Тяжёлая работа, которую выполнил Рот, не осталась незамеченной. На неё обратил внимание другой ботаник, Льюис Уэстон Диллуин (Lewis Weston Dillwyn) (1778—1855), который, правда, в конечном итоге оспорил почти всю ротовскую классификацию водорослей. Вкладом самого Диллуина в изучение Conferva стала его работа, издававшаяся с 1802 по 1809 год в виде серии брошюр под удачным названием «British confervae». Автор этой работы явно относился к Conferva с несомненным почтением. Диллуин с восторгом пишет о том, что род Conferva интереснее любого другого, что его изучение освобождает ум от суеты повседневной жизни и не даёт скучать, что, в конечном итоге, он, как и вся история природы, вызывает в уме удовлетворение и побуждает натуралиста «восхищаться и любоваться» творениями Бога. Вдобавок Диллуин, как будто всех этих восторженных комплиментов было недостаточно, назвал род Conferva «прекраснейшим и любопытнейшим» в мире водорослей.
Хотя наука восемнадцатого века не уделяла серьёзного внимания большинству нецветковых растений и, в частности, водорослям, C. fontinalis была одним из исключений, что сказалось на развитии научных знаний как положительно, так и отрицательно. С одной стороны, эта водоросль помогла исследованию фотосинтеза и эмбриогенеза, но с другой — внесла путаницу в царства природы и укрепила веру в спонтанное зарождение. Как бы то ни было, на рубеже девятнадцатого века этот сложный крошечный организм побудил, по меньшей мере, некоторых бесстрашных исследователей взглянуть на водоросли по-новому, с почтением, для которого в наши дни не меньше оснований, чем тогда.
Это новое отношение вошло в девятнадцатый век благодаря усилиям Карла Агарда (Carl Agardh) (1785—1859) и Уильяма Харви (William Harvey) (1811—1866), основоположников современной фикологии. На смену игнорированию и колебаниям пришло признание экономического потенциала и жизненно важной роли водорослей в экосистемах. Это особенно остро почувствовал один из первых американских фикологов Джон Хупер (John Hooper) (1802—1869). В своей малоизвестной брошюре «Введение в альгологию» (Introduction to Algology), самостоятельно изданной им в Бруклине в 1850 году, он страстно выступил в защиту водорослей и их изучения, повторяя многие мысли, которые первыми высказали Рот и Диллуин. Хупер переосмыслил существовавшее ранее ошибочное представление о том, что размножение Conferva свидетельствует о наличии в мире «цепи творения», раскрывающей гармонию и единство природы. Он напомнил своим читателям, что водоросли обеспечивают для бесчисленных живых организмов среду обитания и пищу, а также производят жизненно необходимый для всех животных кислород.
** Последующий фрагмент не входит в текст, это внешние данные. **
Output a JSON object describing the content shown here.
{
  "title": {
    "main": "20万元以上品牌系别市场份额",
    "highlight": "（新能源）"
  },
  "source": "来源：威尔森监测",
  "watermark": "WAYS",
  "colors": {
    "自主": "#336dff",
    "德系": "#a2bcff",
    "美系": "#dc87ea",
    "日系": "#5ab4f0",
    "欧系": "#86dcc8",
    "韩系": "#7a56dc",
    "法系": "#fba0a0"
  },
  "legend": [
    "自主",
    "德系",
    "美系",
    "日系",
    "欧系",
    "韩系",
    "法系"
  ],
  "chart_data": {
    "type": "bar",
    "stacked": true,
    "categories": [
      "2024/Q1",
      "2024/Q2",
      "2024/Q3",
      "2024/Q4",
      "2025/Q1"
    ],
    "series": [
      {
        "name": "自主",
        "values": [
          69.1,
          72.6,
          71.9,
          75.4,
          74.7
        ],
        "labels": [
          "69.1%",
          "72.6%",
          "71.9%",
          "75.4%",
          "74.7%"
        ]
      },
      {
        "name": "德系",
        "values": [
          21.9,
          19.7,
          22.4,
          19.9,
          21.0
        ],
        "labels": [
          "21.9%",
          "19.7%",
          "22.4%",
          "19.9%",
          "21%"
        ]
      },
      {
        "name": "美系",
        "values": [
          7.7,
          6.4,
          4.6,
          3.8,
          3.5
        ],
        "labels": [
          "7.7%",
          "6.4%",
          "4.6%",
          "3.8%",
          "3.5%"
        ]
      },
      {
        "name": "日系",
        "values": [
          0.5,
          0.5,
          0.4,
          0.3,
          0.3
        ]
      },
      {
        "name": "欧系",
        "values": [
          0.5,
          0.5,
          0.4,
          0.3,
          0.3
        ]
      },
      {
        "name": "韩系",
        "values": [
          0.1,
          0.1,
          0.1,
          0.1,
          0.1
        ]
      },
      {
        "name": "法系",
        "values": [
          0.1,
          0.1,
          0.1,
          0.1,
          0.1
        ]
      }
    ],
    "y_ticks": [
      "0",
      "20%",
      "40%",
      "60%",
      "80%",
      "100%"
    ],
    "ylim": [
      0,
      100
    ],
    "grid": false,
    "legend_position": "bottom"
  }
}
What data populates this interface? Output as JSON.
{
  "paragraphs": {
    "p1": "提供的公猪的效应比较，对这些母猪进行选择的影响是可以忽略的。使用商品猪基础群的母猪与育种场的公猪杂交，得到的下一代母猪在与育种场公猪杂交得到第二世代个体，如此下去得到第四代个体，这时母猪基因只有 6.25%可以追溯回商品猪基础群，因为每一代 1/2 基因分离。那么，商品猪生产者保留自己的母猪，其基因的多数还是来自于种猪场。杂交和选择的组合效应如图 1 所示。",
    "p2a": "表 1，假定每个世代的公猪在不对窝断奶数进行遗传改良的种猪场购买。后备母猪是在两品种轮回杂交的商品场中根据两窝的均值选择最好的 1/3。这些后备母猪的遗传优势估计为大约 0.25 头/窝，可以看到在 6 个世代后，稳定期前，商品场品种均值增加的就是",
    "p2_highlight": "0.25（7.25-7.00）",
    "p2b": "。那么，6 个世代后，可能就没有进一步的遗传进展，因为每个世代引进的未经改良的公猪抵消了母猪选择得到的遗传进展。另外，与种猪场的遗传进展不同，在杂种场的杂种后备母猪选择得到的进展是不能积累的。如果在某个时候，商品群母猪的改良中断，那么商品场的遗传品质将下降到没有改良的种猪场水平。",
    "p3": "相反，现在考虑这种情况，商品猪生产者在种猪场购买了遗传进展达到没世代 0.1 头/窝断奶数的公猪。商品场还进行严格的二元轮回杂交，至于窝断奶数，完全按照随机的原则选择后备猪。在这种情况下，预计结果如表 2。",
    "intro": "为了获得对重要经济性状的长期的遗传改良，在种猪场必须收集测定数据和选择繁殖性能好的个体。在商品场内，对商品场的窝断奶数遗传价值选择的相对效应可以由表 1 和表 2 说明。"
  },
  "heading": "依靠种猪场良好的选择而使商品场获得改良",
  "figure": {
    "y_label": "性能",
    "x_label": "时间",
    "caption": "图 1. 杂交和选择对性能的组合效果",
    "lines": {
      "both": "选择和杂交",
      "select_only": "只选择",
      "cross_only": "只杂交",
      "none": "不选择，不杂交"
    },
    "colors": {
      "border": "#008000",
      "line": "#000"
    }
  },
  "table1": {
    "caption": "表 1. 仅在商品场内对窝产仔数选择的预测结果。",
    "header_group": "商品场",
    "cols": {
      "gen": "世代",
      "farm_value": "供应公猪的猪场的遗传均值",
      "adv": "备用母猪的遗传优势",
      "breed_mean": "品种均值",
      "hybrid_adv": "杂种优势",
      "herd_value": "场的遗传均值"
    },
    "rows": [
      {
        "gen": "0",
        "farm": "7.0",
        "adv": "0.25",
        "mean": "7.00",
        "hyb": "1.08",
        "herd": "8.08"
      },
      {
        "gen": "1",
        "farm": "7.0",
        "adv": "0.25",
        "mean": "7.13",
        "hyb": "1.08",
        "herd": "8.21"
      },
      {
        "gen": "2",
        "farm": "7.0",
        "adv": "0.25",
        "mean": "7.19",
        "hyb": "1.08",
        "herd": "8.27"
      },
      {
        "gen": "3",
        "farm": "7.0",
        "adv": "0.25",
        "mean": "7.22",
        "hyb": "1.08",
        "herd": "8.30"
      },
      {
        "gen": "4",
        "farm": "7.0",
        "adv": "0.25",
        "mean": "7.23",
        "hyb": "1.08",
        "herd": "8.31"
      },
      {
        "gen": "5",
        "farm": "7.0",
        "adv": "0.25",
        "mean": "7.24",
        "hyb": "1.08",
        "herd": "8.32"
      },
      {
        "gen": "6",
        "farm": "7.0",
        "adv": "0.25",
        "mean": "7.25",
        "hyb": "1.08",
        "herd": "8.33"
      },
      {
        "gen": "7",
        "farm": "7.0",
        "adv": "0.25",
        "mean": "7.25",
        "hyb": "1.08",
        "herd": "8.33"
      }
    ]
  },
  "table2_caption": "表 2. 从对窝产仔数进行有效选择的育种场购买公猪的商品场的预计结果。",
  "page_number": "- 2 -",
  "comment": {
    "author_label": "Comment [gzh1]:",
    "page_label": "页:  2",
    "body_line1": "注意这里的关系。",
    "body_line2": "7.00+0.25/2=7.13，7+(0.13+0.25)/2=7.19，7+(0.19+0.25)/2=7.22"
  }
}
Самых строптивых читателей Хупер пытался привлечь на свою сторону языком банкиров. «Давайте рассуждать в долларах и центах», — предложил он, отметив, что такие важные промышленные материалы, как келп и йод, получают из водорослей и что в прибрежных фермерских хозяйствах водоросли используются как удобрение.
С помощью всех этих рассуждений Хупер стремился побудить читателя ещё раз (или, в некоторых случаях, впервые) взглянуть на водоросли так, чтобы те предстали не как «зелёная слизистая субстанция в затхлом пруду» или «гниль, создаваемая мутной водой», а как «прекрасные водные организмы, радующие глаз и освобождающие в процессе своей вегетации этот затхлый пруд от его нечистот, способных в противном случае стать источником эпидемий и смерти». Воодушевляющие призывы Хупера стоит услышать и сегодня, чтобы ещё раз обратить внимание на водоросли, и прежде всего на C. fontinalis — блистательный вид, без которого история изучения водорослей немыслима [3].
Примечания
1. В данном эссе я, следуя представлениям восемнадцатого века, называю все водоросли растениями, хотя, строго говоря, не все они растения.
2. Учёные продолжают спорить, сделал ли это открытие Пристли.
3. Исследование для этого эссе было проведено в Гуманитарном институте Нью-Йоркского ботанического сада при поддержке Фонда Эндрю У. Меллона.